BI juga mencatat bahwa permodalan perbankan terjaga pada level yang tinggi, likuiditas tetap memadai, dan risiko kredit terkendali. Rasio kecukupan modal atau *Capital Adequacy Ratio* (CAR) perbankan pada Juli 2025 tetap tinggi, yaitu sebesar 25,88 persen, menunjukkan kemampuan yang kuat untuk menyerap risiko.

Rasio kredit bermasalah atau *non-performing loan* (NPL) perbankan terjaga rendah, yaitu sebesar 2,28 persen (bruto) dan 0,86 persen (neto) pada Juli 2025. “Hasil *stress test* Bank Indonesia juga menunjukkan bahwa ketahanan perbankan tetap kuat, didukung oleh kemampuan membayar dan profitabilitas korporasi yang terjaga,” pungkas Perry.

Ringkasan

Bank Indonesia (BI) telah menurunkan suku bunga acuan sebanyak 125 bps sepanjang 2025 karena inflasi terkendali dan pertumbuhan ekonomi belum maksimal.

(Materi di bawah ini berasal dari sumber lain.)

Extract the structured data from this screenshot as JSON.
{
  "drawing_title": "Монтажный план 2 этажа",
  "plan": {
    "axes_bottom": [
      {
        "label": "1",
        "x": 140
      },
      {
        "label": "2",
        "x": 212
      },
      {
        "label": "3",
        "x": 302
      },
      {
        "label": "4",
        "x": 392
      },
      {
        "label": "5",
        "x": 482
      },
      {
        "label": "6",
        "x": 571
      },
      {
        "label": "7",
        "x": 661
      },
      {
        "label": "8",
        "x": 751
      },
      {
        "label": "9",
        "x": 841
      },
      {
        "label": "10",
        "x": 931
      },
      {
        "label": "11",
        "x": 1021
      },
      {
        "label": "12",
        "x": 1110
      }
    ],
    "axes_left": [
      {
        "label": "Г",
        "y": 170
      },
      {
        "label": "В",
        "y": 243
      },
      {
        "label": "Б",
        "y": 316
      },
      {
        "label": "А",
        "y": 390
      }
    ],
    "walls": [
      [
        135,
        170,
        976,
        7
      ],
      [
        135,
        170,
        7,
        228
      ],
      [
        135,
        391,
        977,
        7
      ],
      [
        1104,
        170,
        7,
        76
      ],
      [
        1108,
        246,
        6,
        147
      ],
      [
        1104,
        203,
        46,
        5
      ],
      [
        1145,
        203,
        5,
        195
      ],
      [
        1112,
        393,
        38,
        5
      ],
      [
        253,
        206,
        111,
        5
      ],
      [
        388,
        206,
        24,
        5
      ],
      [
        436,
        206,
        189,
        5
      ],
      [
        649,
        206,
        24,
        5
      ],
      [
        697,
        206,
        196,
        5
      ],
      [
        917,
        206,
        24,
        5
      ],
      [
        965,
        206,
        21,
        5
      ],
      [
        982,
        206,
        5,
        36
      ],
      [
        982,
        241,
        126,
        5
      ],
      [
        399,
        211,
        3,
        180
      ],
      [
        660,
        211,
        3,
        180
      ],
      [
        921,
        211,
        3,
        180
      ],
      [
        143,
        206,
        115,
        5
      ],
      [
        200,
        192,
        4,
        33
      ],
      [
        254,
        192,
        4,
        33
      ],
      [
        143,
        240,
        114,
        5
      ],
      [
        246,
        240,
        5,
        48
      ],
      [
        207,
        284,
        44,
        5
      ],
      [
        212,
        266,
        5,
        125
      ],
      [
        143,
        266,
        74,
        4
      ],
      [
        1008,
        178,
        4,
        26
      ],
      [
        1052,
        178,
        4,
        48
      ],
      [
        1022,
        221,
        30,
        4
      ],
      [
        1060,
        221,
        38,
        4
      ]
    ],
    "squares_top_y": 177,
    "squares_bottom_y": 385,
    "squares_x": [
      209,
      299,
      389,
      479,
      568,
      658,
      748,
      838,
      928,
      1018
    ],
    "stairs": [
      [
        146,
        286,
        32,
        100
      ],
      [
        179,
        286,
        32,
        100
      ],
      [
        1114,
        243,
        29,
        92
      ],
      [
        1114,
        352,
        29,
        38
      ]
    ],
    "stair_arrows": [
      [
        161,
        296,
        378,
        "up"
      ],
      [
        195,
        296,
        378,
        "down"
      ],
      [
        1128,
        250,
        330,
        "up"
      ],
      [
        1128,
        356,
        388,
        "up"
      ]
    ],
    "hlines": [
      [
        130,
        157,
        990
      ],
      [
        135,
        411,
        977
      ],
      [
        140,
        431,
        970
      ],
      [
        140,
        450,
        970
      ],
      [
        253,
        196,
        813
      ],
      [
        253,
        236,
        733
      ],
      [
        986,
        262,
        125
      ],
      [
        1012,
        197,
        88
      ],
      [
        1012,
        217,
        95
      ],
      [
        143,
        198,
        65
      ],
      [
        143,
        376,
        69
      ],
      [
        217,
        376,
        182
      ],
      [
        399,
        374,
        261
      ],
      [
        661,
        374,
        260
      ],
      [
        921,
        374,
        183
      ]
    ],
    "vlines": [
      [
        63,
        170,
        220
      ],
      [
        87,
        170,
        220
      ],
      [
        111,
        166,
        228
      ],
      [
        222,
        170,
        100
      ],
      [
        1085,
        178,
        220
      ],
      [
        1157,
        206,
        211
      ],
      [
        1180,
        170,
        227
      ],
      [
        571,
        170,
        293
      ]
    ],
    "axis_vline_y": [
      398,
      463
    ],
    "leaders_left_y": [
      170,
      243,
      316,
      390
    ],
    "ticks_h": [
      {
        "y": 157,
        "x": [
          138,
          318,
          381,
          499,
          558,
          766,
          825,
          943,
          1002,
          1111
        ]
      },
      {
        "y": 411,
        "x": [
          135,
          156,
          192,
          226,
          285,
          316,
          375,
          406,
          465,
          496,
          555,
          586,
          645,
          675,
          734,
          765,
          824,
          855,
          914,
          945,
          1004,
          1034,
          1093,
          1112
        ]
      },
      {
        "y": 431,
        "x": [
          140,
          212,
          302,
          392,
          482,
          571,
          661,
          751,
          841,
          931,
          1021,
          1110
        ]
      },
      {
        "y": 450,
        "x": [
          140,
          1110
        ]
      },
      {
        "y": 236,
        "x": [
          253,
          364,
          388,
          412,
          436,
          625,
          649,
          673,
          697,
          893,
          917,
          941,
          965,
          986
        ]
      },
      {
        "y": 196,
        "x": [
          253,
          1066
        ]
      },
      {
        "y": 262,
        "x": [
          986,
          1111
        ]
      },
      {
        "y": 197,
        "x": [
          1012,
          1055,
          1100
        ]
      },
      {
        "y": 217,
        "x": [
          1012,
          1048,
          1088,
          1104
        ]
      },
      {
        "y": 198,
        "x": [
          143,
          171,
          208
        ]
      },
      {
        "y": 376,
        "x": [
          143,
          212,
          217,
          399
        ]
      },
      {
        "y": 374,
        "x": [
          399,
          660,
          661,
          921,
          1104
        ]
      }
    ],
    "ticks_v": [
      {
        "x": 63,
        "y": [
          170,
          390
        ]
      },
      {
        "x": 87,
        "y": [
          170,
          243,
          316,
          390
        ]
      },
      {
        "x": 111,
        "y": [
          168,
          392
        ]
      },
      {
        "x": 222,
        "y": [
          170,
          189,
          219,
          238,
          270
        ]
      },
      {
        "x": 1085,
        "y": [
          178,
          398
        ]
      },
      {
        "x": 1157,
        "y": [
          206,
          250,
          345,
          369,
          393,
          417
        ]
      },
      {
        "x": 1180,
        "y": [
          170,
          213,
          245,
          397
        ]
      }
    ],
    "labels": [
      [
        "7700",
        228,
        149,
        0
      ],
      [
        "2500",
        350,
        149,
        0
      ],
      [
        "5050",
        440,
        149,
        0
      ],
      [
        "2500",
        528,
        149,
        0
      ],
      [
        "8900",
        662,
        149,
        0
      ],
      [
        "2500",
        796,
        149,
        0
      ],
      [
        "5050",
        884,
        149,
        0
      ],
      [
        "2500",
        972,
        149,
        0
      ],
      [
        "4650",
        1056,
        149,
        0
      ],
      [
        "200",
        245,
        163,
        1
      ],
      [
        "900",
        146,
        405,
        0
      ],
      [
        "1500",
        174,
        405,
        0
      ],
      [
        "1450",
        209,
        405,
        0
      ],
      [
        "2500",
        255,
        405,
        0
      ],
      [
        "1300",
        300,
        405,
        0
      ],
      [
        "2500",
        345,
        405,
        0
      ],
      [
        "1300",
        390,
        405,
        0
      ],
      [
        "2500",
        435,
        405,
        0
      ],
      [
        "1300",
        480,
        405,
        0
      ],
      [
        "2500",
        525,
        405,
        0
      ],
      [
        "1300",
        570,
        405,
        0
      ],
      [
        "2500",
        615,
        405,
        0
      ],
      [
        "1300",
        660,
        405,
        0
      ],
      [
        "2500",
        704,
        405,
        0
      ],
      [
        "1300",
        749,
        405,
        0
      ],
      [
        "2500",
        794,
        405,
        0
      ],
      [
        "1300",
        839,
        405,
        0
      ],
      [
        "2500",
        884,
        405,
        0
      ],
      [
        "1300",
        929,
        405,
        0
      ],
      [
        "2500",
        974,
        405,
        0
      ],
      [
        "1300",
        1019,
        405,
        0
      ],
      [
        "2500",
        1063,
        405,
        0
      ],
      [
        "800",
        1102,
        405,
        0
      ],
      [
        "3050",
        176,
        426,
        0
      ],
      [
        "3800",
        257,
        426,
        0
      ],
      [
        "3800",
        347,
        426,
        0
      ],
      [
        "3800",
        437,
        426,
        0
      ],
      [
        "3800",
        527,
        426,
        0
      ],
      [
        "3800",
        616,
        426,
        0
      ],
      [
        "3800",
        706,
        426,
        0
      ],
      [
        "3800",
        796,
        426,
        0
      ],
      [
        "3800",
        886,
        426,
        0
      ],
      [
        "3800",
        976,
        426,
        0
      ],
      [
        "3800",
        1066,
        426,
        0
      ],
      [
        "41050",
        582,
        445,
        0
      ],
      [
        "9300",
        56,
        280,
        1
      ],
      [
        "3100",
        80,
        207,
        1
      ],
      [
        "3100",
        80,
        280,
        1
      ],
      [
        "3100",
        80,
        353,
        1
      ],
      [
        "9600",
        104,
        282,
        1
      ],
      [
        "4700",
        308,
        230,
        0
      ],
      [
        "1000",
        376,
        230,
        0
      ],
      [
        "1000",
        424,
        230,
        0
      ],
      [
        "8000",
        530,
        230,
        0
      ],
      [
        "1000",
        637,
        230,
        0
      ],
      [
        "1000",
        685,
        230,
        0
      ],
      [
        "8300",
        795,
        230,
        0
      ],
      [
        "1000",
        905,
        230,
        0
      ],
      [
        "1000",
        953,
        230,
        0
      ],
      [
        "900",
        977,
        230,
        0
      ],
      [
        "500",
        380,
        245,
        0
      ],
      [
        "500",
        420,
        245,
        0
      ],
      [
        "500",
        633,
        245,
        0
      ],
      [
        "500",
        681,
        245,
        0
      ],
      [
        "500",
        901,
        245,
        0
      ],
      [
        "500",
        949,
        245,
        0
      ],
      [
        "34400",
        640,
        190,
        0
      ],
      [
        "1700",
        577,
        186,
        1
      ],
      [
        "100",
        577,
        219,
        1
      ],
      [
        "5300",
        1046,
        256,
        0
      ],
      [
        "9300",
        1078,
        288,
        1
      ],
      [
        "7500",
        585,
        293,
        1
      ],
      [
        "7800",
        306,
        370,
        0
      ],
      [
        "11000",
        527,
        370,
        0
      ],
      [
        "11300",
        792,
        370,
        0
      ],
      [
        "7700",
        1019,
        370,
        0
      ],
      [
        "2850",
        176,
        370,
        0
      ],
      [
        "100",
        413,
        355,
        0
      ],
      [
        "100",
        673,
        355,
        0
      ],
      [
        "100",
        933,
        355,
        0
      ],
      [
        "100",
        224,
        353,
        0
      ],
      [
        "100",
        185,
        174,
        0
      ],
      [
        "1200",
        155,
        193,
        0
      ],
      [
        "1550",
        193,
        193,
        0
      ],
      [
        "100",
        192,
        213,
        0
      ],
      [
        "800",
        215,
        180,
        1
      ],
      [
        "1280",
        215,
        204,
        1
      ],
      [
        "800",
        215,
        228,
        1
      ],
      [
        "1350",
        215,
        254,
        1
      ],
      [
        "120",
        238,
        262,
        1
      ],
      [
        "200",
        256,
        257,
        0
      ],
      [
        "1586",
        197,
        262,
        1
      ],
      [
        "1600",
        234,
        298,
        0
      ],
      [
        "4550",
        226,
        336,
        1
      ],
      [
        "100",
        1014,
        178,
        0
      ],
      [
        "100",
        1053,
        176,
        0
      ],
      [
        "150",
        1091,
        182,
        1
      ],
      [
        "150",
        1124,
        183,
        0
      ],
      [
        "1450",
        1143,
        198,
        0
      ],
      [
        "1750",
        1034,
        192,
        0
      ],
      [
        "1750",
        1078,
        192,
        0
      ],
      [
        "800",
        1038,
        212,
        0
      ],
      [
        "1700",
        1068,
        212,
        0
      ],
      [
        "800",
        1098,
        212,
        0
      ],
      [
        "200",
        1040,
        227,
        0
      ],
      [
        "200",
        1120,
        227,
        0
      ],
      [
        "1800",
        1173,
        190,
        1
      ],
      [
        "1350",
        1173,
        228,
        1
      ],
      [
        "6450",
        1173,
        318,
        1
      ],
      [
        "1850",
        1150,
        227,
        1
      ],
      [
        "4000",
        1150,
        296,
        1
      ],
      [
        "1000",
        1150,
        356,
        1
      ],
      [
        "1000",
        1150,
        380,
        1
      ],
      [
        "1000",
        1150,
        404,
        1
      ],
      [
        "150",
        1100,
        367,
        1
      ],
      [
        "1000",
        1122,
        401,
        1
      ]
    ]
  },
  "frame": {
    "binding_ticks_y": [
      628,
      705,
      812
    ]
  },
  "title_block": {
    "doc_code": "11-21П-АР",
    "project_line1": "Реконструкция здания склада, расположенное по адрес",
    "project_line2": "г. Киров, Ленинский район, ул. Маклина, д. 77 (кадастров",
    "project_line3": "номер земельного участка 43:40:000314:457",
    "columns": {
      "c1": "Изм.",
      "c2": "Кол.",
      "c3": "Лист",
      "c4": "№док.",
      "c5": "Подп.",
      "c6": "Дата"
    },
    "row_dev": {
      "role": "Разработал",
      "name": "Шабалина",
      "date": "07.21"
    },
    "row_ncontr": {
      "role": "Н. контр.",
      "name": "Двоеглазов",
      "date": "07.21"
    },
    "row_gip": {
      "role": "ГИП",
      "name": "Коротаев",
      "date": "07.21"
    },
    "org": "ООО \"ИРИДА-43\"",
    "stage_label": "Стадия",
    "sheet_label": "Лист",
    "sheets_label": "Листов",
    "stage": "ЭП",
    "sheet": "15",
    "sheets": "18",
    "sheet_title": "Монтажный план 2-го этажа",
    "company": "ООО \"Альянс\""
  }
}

Penurunan ini diharapkan menekan biaya dana dan memicu penyaluran kredit, namun permintaan domestik belum pulih merata dan *undisbursed loan* masih tinggi. BI berupaya mempercepat transmisi penurunan suku bunga ke sektor perbankan melalui penurunan Deposit Facility.

Meskipun penurunan BI Rate dianggap tepat, kehati-hatian diperlukan karena potensi risiko tekanan harga pangan, dorongan fiskal pro-pertumbuhan, dan ketidakpastian regulasi sektor keuangan. BI berkomitmen menjaga ketahanan perbankan dan mendorong pertumbuhan kredit, meskipun pertumbuhan kredit perbankan belum kuat dan suku bunga kredit masih tinggi. BI memproyeksikan pertumbuhan kredit perbankan 2025 berada di kisaran 8-11 persen.